London and Venice shows spotlight Woodwell Climate Artist-in-Residence
Two European shows recently showcased the work of Woodwell Climate Research Center (formerly Woods Hole Research Center) Artist-in-Residence Justin Brice Guariglia, whose multidisciplinary work challenges how audiences think about climate change.
In April, Guariglia’s work was featured as part of Earth Day 2019 by the Somerset House in London. REDUCE SPEED NOW! used large, solar-powered LED roadside signs to highlight the words of poets, writers and philosophers from around the world, exploring how people can navigate the complex issues surrounding the global climate crisis. The modern signs formed a striking installation in the Somerset House’s neoclassical courtyard. Visitors were also invited to submit their own writing for display over the course of the installation. Then in May, Guariglia opened EXXTINCTION, an official collateral installation of the Venice Biennale.
Based in New York City, Guariglia works closely with scientists, philosophers, and journalists to inform his work, allowing him to communicate effectively some of the most complex ecological challenges faced on the planet today. Last summer, Guariglia traveled with Woodwell scientists to Alaska to get a first-hand look at thawing permafrost, aiming to open an exhibition at the Anchorage Museum in 2021, which will subsequently travel to additional venues.
“Artists like Justin can interpret science in a completely different way to engage new audiences and draw out different responses,” said Alison Smart, Woodwell Vice President for Strategy and Advancement.
Woodwell Climate interviewed Guariglia about what inspires his art.
The contrast of your LED boards in front of the 223-year-old Somerset House is striking. What’s it like bringing your work to places like London and Venice?

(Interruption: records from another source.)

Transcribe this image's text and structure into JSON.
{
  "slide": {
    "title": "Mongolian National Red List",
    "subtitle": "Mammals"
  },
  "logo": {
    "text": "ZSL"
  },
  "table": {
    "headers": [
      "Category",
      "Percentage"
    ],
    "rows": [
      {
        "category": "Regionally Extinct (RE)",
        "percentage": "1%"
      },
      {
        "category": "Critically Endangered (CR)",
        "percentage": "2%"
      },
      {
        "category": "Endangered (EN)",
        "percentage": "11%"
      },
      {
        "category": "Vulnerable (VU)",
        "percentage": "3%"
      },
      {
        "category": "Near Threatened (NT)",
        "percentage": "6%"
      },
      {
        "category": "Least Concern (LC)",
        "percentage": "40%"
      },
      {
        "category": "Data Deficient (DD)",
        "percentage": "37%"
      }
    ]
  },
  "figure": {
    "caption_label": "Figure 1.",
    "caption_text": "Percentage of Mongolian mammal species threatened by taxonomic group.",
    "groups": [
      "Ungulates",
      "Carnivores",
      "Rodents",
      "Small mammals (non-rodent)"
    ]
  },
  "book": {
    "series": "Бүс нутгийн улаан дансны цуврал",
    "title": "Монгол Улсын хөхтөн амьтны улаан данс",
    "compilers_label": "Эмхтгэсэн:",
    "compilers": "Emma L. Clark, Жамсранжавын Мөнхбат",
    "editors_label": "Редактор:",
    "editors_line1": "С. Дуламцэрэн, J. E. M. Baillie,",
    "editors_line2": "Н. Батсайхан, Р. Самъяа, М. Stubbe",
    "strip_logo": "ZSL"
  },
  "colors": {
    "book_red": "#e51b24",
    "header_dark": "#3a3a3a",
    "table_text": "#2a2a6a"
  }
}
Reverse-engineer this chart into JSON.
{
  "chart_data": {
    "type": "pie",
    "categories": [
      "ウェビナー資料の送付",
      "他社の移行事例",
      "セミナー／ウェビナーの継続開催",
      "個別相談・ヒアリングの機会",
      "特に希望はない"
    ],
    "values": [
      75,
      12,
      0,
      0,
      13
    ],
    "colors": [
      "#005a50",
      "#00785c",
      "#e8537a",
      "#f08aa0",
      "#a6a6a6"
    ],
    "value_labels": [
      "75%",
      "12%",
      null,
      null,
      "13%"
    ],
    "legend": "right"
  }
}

It was exciting to be able to bring the work to London as a new iteration. One of the things I’ve come to realize is that no single individual can solve this issue—it must be solved on a broad, collective level, and I feel that when we talk about art engaging with the subject, it’s the same—it needs a more collective approach. It should not be about the one, but the many.
I wove together what I felt was a good representation of voices from the front lines—poets, philosophers, activists, writers and indigenous elders, and each would have their own large solar powered highway sign devoted to their message. We led with the French philosopher Bruno Latour, and had other contributions from people like Zadie Smith, but also lesser known writers like poets Kathy Jetñil-Kijiner and Aka Niviâna who wrote this amazing poem entitled “RISE” commissioned by 350.org, and an indigenous poet from Guam, Craig Santos-Perez who contributed a remarkable sonnet that was inspired by the love sonnets of Pablo Neruda.
I even snuck one of my own signs into the mix—an incomplete list of animal species that have gone extinct over the past 200 years. Adding agency to the work, two days before it debuted, the UN announced in a report that an unprecedented one million species may go extinct, many over the next two decades.
What did Earth Day 2019 mean to you?
I think Earth Day itself can broadly raise the public consciousness—so it acts as an important reminder, but one of the things I’m exploring in my work is how to sew these Earth Day ideas into people’s minds, so that they can effectively live with these sentiments, and understand the urgency of the message. For scientists at Woods Hole and those focused on these subjects, including my studio, every day is effectively Earth Day, but how do we get the general public thinking about the Earth every day? I suppose that is my challenge as an artist and what preoccupies most of my days.
How has partnering with Woodwell Climate impacted your work?
Research is everything for the type of work that I do. The science and scientists are a critical component to trying to access this “hyperobject” we call climate change. If you’re not a scientist, Inuit, farmer or someone that is physically on the front lines of this problem, it’s almost impossible to understand the magnitude of the issue. So partnering up with WHRC has been imperative for me and my work.
What’s next for you?
We’re collaborating with the Anchorage Museum to create a traveling exhibition of my work that comes out of my collaboration with Woodwell Climate, which will debut in Anchorage in 2021 and travel to other institutions from there, so I still have a couple more years to keep researching and working.
In addition, we’re working on 18 shows, exhibitions and projects right now through 2021. This includes my first major museum show in New York City in Fall of 2020, so it’s a bit overwhelming at the moment. I also really want to get back up to Woodwell Climate and spend some time with the scientists, as well as to get back out into the field.